Jakarta, Gatra.com - Pengamat Pendidikan, Mohammad Abduhzen berpendapat, wacana dosen dan rektor asing yang disampaikan oleh Menteri Riset, Teknologi, dan Pendidikan Tingi (Menristekdikti) Mohamad Nasir untuk mendongrak peringkat serta mutu perguruan tinggi di Indonesia menimbulkan polemik. Dikhawatirkan menimbulkan gap antara dosen asing dan dosen dalam negeri.
Selain masalah sosial dan bahasa, Abduhzen juga menyoroti permasalahan gaji atau penghasilan yang akan berbeda jauh antara dosen asing dan dalam negeri. Anggaran besar untuk membayar jasa dosen asing, pasti lebih mahal dibandingkan gaji dosen lokal . Abduhzen menyarakan anggaran sebaiknya dipakai untuk penambahan fasilitas dan riset di setiap kampus.

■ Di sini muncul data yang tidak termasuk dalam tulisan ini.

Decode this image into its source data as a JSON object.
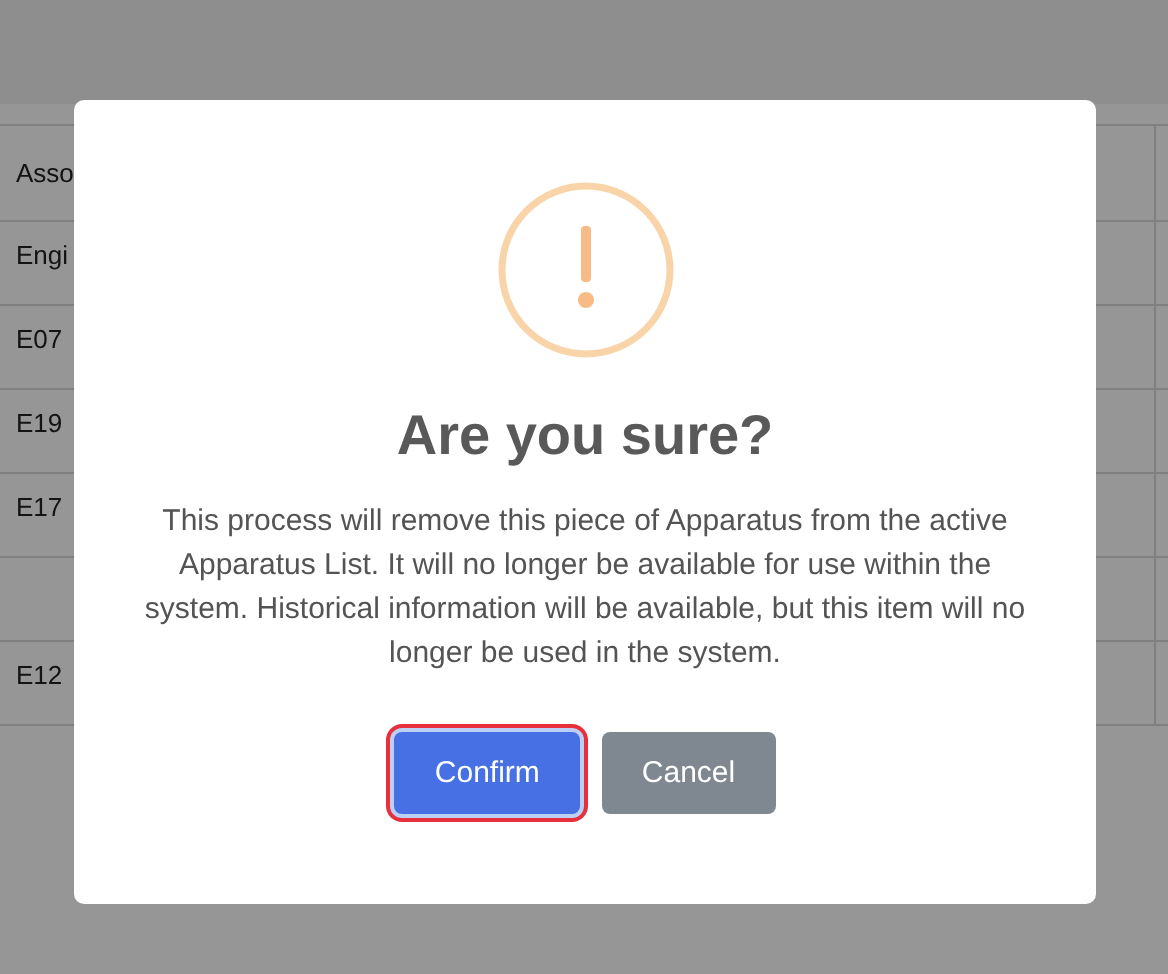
{
  "table": {
    "columns": [
      "Asso"
    ],
    "rows": [
      {
        "cells": [
          "Engi"
        ]
      },
      {
        "cells": [
          "E07"
        ]
      },
      {
        "cells": [
          "E19"
        ]
      },
      {
        "cells": [
          "E17"
        ]
      },
      {
        "cells": []
      },
      {
        "cells": [
          "E12"
        ]
      }
    ]
  },
  "dialog": {
    "title": "Are you sure?",
    "message": "This process will remove this piece of Apparatus from the active Apparatus List. It will no longer be available for use within the system. Historical information will be available, but this item will no longer be used in the system.",
    "buttons": [
      {
        "label": "Confirm",
        "kind": "confirm",
        "focused": true
      },
      {
        "label": "Cancel",
        "kind": "cancel",
        "focused": false
      }
    ]
  }
}
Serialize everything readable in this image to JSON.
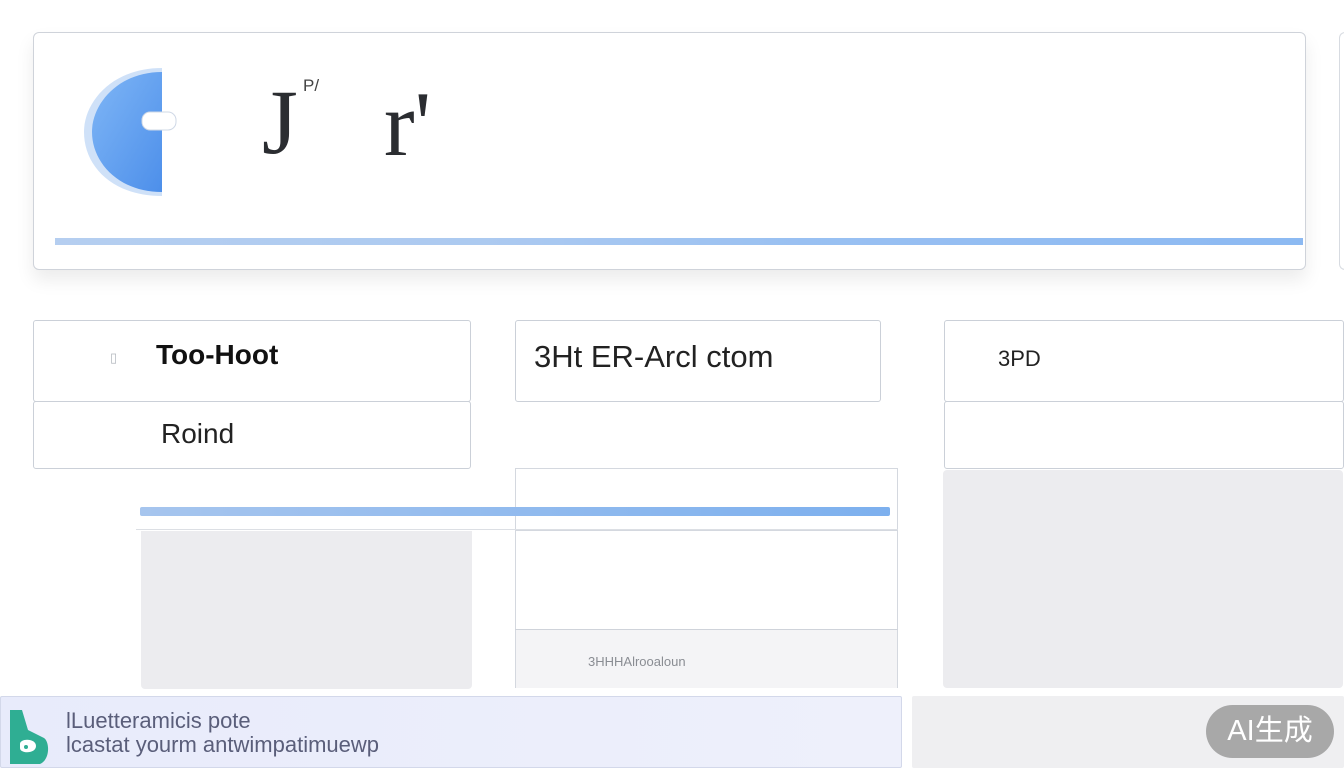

“Ada banyak gap yang akan terjadi jika dosen atau rektor asing ditarik ke perguruan dalam negeri. Apalagi mereka pasti mereka maunya dibayar mahal. Lebih baik dana tersebut digunakan untuk perbaikan fungsi akademik di setiap perguruan tinggi. Di beberapa perguruan tinggi itu fasilitasnya masih kurang, guru besar tidak ada ruangan tersendiri, laboratorium belum banyak. Lebih baik difokuskan kesitu untuk pengembangan ilmu pengetahuan yang output-nya adalah peningkatan kualitas,” kata Abduhzen saat dihubungi Gatra.com
Lebih lanjut, ia juga mempertanyakan tujuan pendatangan dosen dan rektor asing yang bertujuan meningkatkan rangking perguruan tinggi dalam negeri di rdunia. Menurut Abduhzen, rangking perguruan tinggi seharunya bukan menjadi tujuan yang dikejar oleh Kemenristekdikti. Fokus utama seharusnya menghidupkan lingkungan akademis di perguruan tinggi.
“Lagipula buat apa mengejar yang namanya rangking perguruan tinggi di dunia. Pemerintah harunya fokus saja pada pembangunan lingkungan akademis di perguruan tinggi, itu yang harus dihidupkan. Nanti autput-nya pun akan berbuah karya ilmiah dan prestasi yang juga passti berpengaruh pada peringkat dunia nantinya,” ungkapnya.
Terakhir, Abduhzen mengatakan bahwa sejatinya civitas akademika dalam negeri tidaklah lebih bodoh dan di bawah dari civitas akademika luar negeri. Hanya saja, untuk kasus di dalam negeri belum adanya kesempatan dan keterbukaan dari pemerintah untuk mengembangkan civitas akademika dalam negeri. Untuk itu, dirinya mengharapkan pemerintahan Presiden Jokowi lebih memfokuskan pada pembangunan pendidikan di periode keduanya kali ini.
“Mari kita curahkan fokus kita pada pembangunan pendidikan perguruan tinggi, jadikan itu sebagai agenda utama, mumpung sedang mencanangkan SDM, ayo sekarang. Coba pak Jokowi Tongkrongi lah perguruan tinggi seperti bapak nongkrongi jalan tol. Saya yakin akan bisa maju,” tutupnya.